GREENFIELD — Friends till the end, the saying goes, and decades-long buddies Mark Jablonski and Ralph Hale haven’t let busy lives, changing technology, or even a pandemic stop them from living this adage in full: no matter what’s going on in the world, these two still set aside time every week to chat face-to-face, typically right “in the middle of Beechwood goddamn Boulevard” when people who don’t have time to kill need to get to work.
“Sweet Christ almighty, I guarantee Diane is ‘getting along just fine,’ Mark,” shouted commuter Darryl Womack after hearing Mr. Jablonski ask Mr. Hale about his wife as other drivers hastily pull around them on each side of Browns Run Road. “She’s been getting along just fine for the past four godforsaken months you’ve had this exact same conversation, why would it change now?”

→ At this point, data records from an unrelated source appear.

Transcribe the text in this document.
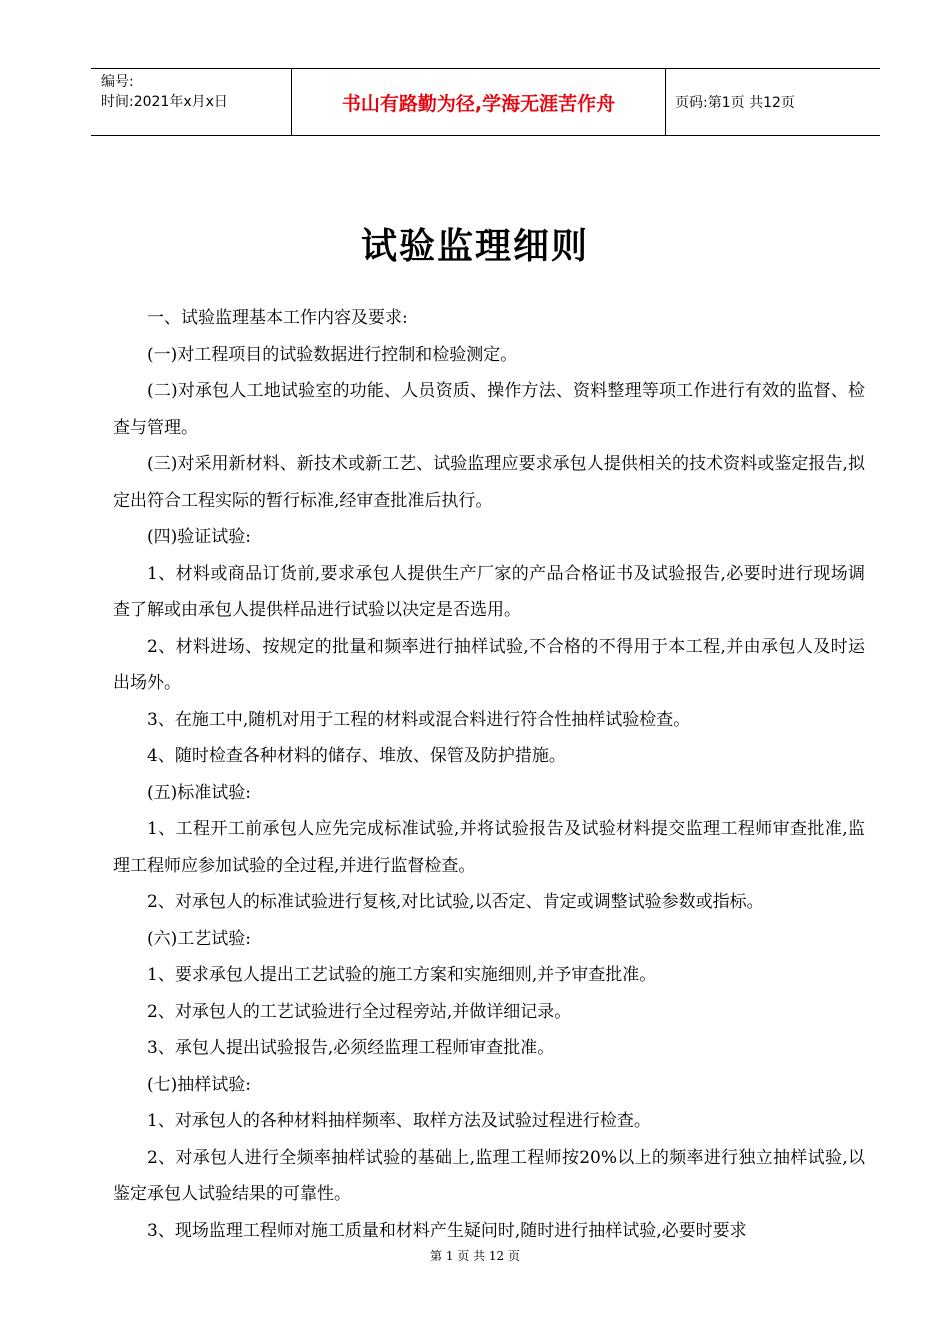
编号:
时间:2021年x月x日	书山有路勤为径,学海无涯苦作舟	页码:第1页 共12页
试验监理细则

一、试验监理基本工作内容及要求:

(一)对工程项目的试验数据进行控制和检验测定。

(二)对承包人工地试验室的功能、人员资质、操作方法、资料整理等项工作进行有效的监督、检查与管理。

(三)对采用新材料、新技术或新工艺、试验监理应要求承包人提供相关的技术资料或鉴定报告,拟定出符合工程实际的暂行标准,经审查批准后执行。

(四)验证试验:

1、材料或商品订货前,要求承包人提供生产厂家的产品合格证书及试验报告,必要时进行现场调查了解或由承包人提供样品进行试验以决定是否选用。

2、材料进场、按规定的批量和频率进行抽样试验,不合格的不得用于本工程,并由承包人及时运出场外。

3、在施工中,随机对用于工程的材料或混合料进行符合性抽样试验检查。

4、随时检查各种材料的储存、堆放、保管及防护措施。

(五)标准试验:

1、工程开工前承包人应先完成标准试验,并将试验报告及试验材料提交监理工程师审查批准,监理工程师应参加试验的全过程,并进行监督检查。

2、对承包人的标准试验进行复核,对比试验,以否定、肯定或调整试验参数或指标。

(六)工艺试验:

1、要求承包人提出工艺试验的施工方案和实施细则,并予审查批准。

2、对承包人的工艺试验进行全过程旁站,并做详细记录。

3、承包人提出试验报告,必须经监理工程师审查批准。

(七)抽样试验:

1、对承包人的各种材料抽样频率、取样方法及试验过程进行检查。

2、对承包人进行全频率抽样试验的基础上,监理工程师按20%以上的频率进行独立抽样试验,以鉴定承包人试验结果的可靠性。

3、现场监理工程师对施工质量和材料产生疑问时,随时进行抽样试验,必要时要求

第 1 页 共 12 页
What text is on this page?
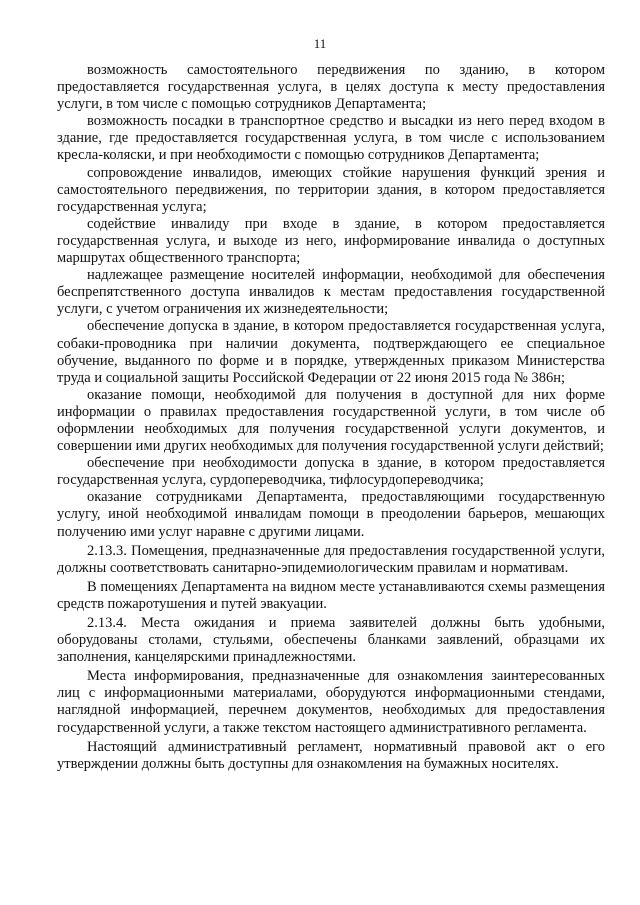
11

возможность самостоятельного передвижения по зданию, в котором предоставляется государственная услуга, в целях доступа к месту предоставления услуги, в том числе с помощью сотрудников Департамента;

возможность посадки в транспортное средство и высадки из него перед входом в здание, где предоставляется государственная услуга, в том числе с использованием кресла-коляски, и при необходимости с помощью сотрудников Департамента;

сопровождение инвалидов, имеющих стойкие нарушения функций зрения и самостоятельного передвижения, по территории здания, в котором предоставляется государственная услуга;

содействие инвалиду при входе в здание, в котором предоставляется государственная услуга, и выходе из него, информирование инвалида о доступных маршрутах общественного транспорта;

надлежащее размещение носителей информации, необходимой для обеспечения беспрепятственного доступа инвалидов к местам предоставления государственной услуги, с учетом ограничения их жизнедеятельности;

обеспечение допуска в здание, в котором предоставляется государственная услуга, собаки-проводника при наличии документа, подтверждающего ее специальное обучение, выданного по форме и в порядке, утвержденных приказом Министерства труда и социальной защиты Российской Федерации от 22 июня 2015 года № 386н;

оказание помощи, необходимой для получения в доступной для них форме информации о правилах предоставления государственной услуги, в том числе об оформлении необходимых для получения государственной услуги документов, и совершении ими других необходимых для получения государственной услуги действий;

обеспечение при необходимости допуска в здание, в котором предоставляется государственная услуга, сурдопереводчика, тифлосурдопереводчика;

оказание сотрудниками Департамента, предоставляющими государственную услугу, иной необходимой инвалидам помощи в преодолении барьеров, мешающих получению ими услуг наравне с другими лицами.

2.13.3. Помещения, предназначенные для предоставления государственной услуги, должны соответствовать санитарно-эпидемиологическим правилам и нормативам.

В помещениях Департамента на видном месте устанавливаются схемы размещения средств пожаротушения и путей эвакуации.

2.13.4. Места ожидания и приема заявителей должны быть удобными, оборудованы столами, стульями, обеспечены бланками заявлений, образцами их заполнения, канцелярскими принадлежностями.

Места информирования, предназначенные для ознакомления заинтересованных лиц с информационными материалами, оборудуются информационными стендами, наглядной информацией, перечнем документов, необходимых для предоставления государственной услуги, а также текстом настоящего административного регламента.

Настоящий административный регламент, нормативный правовой акт о его утверждении должны быть доступны для ознакомления на бумажных носителях.
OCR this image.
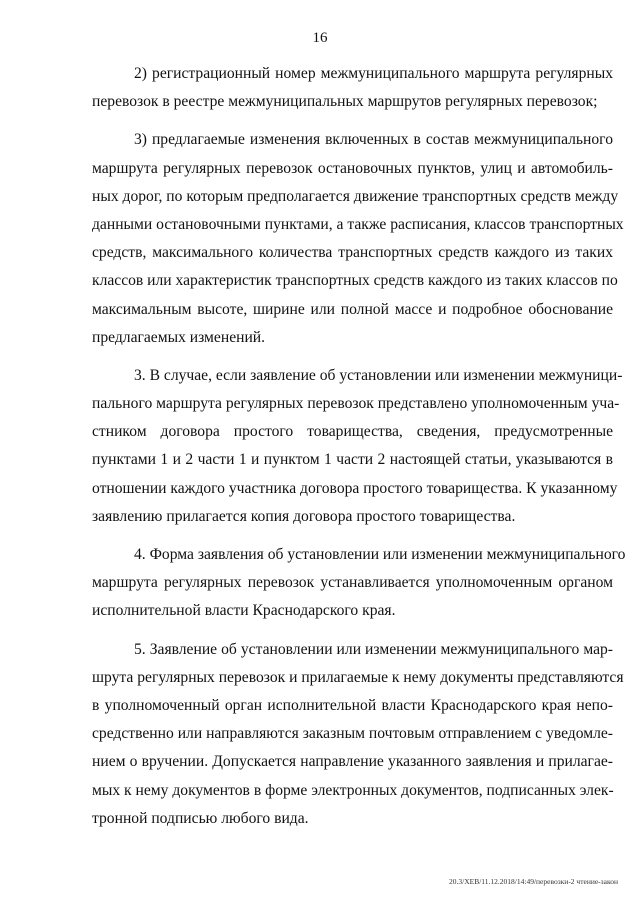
16
2) регистрационный номер межмуниципального маршрута регулярных
перевозок в реестре межмуниципальных маршрутов регулярных перевозок;
3) предлагаемые изменения включенных в состав межмуниципального
маршрута регулярных перевозок остановочных пунктов, улиц и автомобиль-
ных дорог, по которым предполагается движение транспортных средств между
данными остановочными пунктами, а также расписания, классов транспортных
средств, максимального количества транспортных средств каждого из таких
классов или характеристик транспортных средств каждого из таких классов по
максимальным высоте, ширине или полной массе и подробное обоснование
предлагаемых изменений.
3. В случае, если заявление об установлении или изменении межмуници-
пального маршрута регулярных перевозок представлено уполномоченным уча-
стником договора простого товарищества, сведения, предусмотренные
пунктами 1 и 2 части 1 и пунктом 1 части 2 настоящей статьи, указываются в
отношении каждого участника договора простого товарищества. К указанному
заявлению прилагается копия договора простого товарищества.
4. Форма заявления об установлении или изменении межмуниципального
маршрута регулярных перевозок устанавливается уполномоченным органом
исполнительной власти Краснодарского края.
5. Заявление об установлении или изменении межмуниципального мар-
шрута регулярных перевозок и прилагаемые к нему документы представляются
в уполномоченный орган исполнительной власти Краснодарского края непо-
средственно или направляются заказным почтовым отправлением с уведомле-
нием о вручении. Допускается направление указанного заявления и прилагае-
мых к нему документов в форме электронных документов, подписанных элек-
тронной подписью любого вида.
20.3/ХЕВ/11.12.2018/14:49/перевозки-2 чтение-закон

“Yes, he’s seen the fucking billboard, too, Ralph!” added a furious Womack.
Darlene Horstmann, who lives within a couple blocks of both, admits she’s not sure what the pair feels obliged to talk about anytime they pass one another on the street.
“I know for a fact that they live on parallel streets,” she said, holding the bridge of her nose in frustration as Mr. Hale reached for a notebook he keeps in the CD holder of his car to write down a phone number that he could easily find on Google. “In fact, I’ve seen Mark holler down to Ralph from his porch that overlooks the hill. They’re grandkids also play baseball together and they meet up for happy hour three nights a week. Just say, ‘I’ll see you soon’ and please get the hell out of the way.”
Despite the outside disapproval, Jablonski still considers the time spent gridlocking rush hour traffic valuable.
“Feel like I barely see Ralph anymore,” he said. “If we didn’t stop to talk when we saw each other on the road, or in the entrance of Giant Eagle, or while the crossing guard was holding up the street so we could cross, or at the gas pumps when people were waiting to use them, I’m worried my buddy would think I was ignoring him.”
For his part, Mr. Hale claimed he preferred “doing things old school,” which sources at home verified by his habit to make time “nearly every minute of the day” to chat right in the middle of his wife’s sentence.